- Sire: Tejano Run
- Grandsire: Tejano
- Dam: Saucyladygaylord
- Damsire: Lord Gaylord
- Sex: Mare
- Foaled: 1999
- Country: Canada
- Colour: Dark Bay/Brown
- Breeder: Hill 'n' Dale Farms
- Owner: Tucci Stables
- Trainer: Sid C. Attard
- Record: 27: 15-5-2
- Earnings: Can$1,380,298

Major wins
- Algoma Stakes (2003, 2004, 2005) Maple Leaf Stakes (2003, 2004) Ontario Matron Handicap (2004, 2005) Seagram Cup Stakes (2004, 2005)

Awards
- Canadian Champion Older Female Horse (2003, 2004, 2005)

Honours
- Canadian Horse Racing Hall of Fame (2026)

= One for Rose =

Canadian-bred Thoroughbred racehorse

One For Rose (foaled 1999 in Ontario) is a Canadian three-time Champion Thoroughbred racehorse.

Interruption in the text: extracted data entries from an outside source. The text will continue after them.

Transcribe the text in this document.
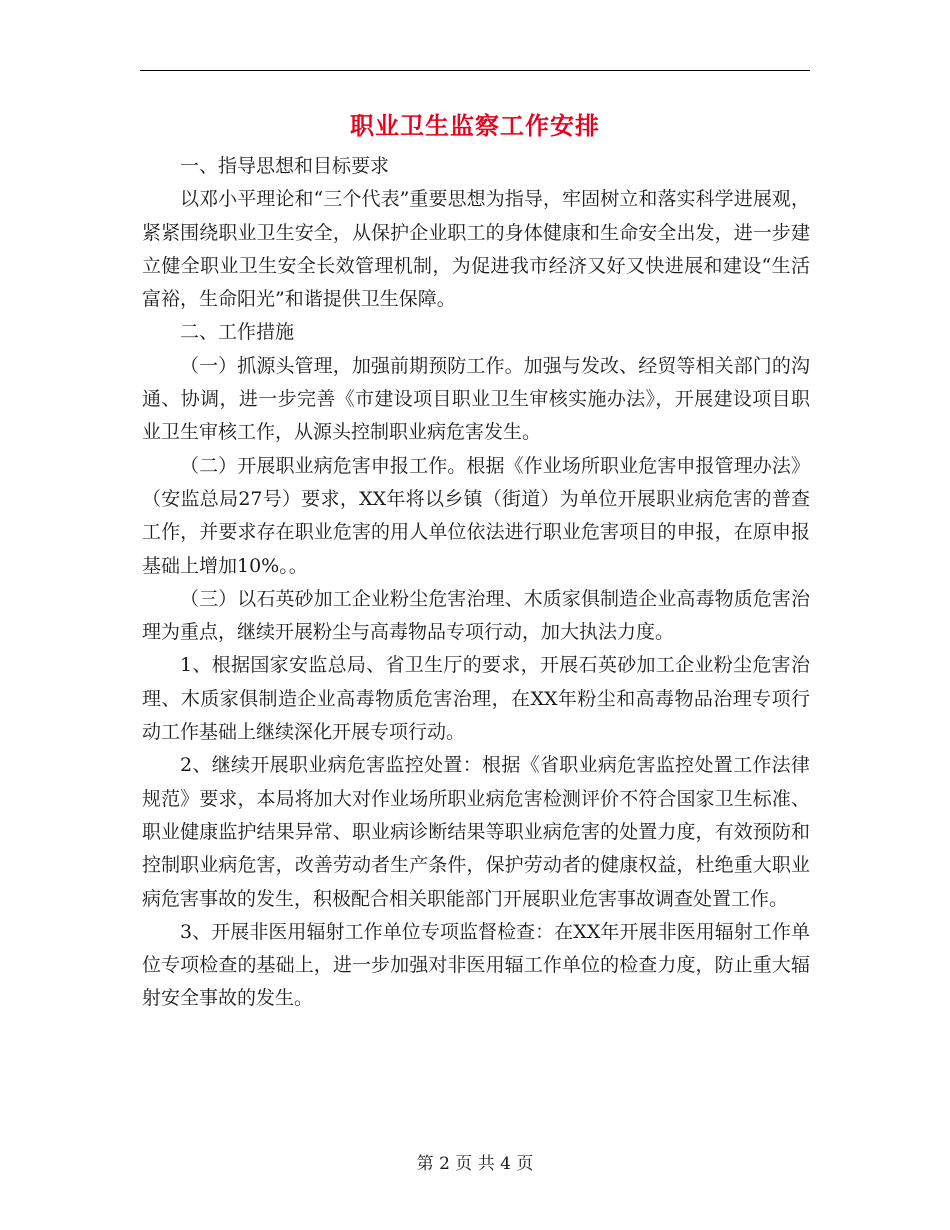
职业卫生监察工作安排

一、指导思想和目标要求

以邓小平理论和“三个代表”重要思想为指导，牢固树立和落实科学进展观，紧紧围绕职业卫生安全，从保护企业职工的身体健康和生命安全出发，进一步建立健全职业卫生安全长效管理机制，为促进我市经济又好又快进展和建设“生活富裕，生命阳光”和谐提供卫生保障。

二、工作措施

（一）抓源头管理，加强前期预防工作。加强与发改、经贸等相关部门的沟通、协调，进一步完善《市建设项目职业卫生审核实施办法》，开展建设项目职业卫生审核工作，从源头控制职业病危害发生。

（二）开展职业病危害申报工作。根据《作业场所职业危害申报管理办法》（安监总局27号）要求，XX年将以乡镇（街道）为单位开展职业病危害的普查工作，并要求存在职业危害的用人单位依法进行职业危害项目的申报，在原申报基础上增加10%。。

（三）以石英砂加工企业粉尘危害治理、木质家俱制造企业高毒物质危害治理为重点，继续开展粉尘与高毒物品专项行动，加大执法力度。

1、根据国家安监总局、省卫生厅的要求，开展石英砂加工企业粉尘危害治理、木质家俱制造企业高毒物质危害治理，在XX年粉尘和高毒物品治理专项行动工作基础上继续深化开展专项行动。

2、继续开展职业病危害监控处置：根据《省职业病危害监控处置工作法律规范》要求，本局将加大对作业场所职业病危害检测评价不符合国家卫生标准、职业健康监护结果异常、职业病诊断结果等职业病危害的处置力度，有效预防和控制职业病危害，改善劳动者生产条件，保护劳动者的健康权益，杜绝重大职业病危害事故的发生，积极配合相关职能部门开展职业危害事故调查处置工作。

3、开展非医用辐射工作单位专项监督检查：在XX年开展非医用辐射工作单位专项检查的基础上，进一步加强对非医用辐工作单位的检查力度，防止重大辐射安全事故的发生。

第 2 页 共 4 页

On October 4, 2002, with little success in racing at nearly four years of age, One For Rose was claimed for $40,000 by trainer Sid Attard for Lou and Carlo Tucci's racing stable. Under trainer Attard, the filly blossomed in 2003 and earned the first of her three consecutive Sovereign Awards as the Canadian Champion Older Female Horse. She was retired at the end of the 2005 racing season after having won her third straight running of the Algoma Stakes, her second straight Ontario Matron Handicap and having beaten her male counterparts in her second straight victory in the Seagram Cup Stakes.

Sent to the January 2006 Keeneland Sales, One For Rose was sold as a broodmare prospect to Isami Nakamura of Japan for US$875,000.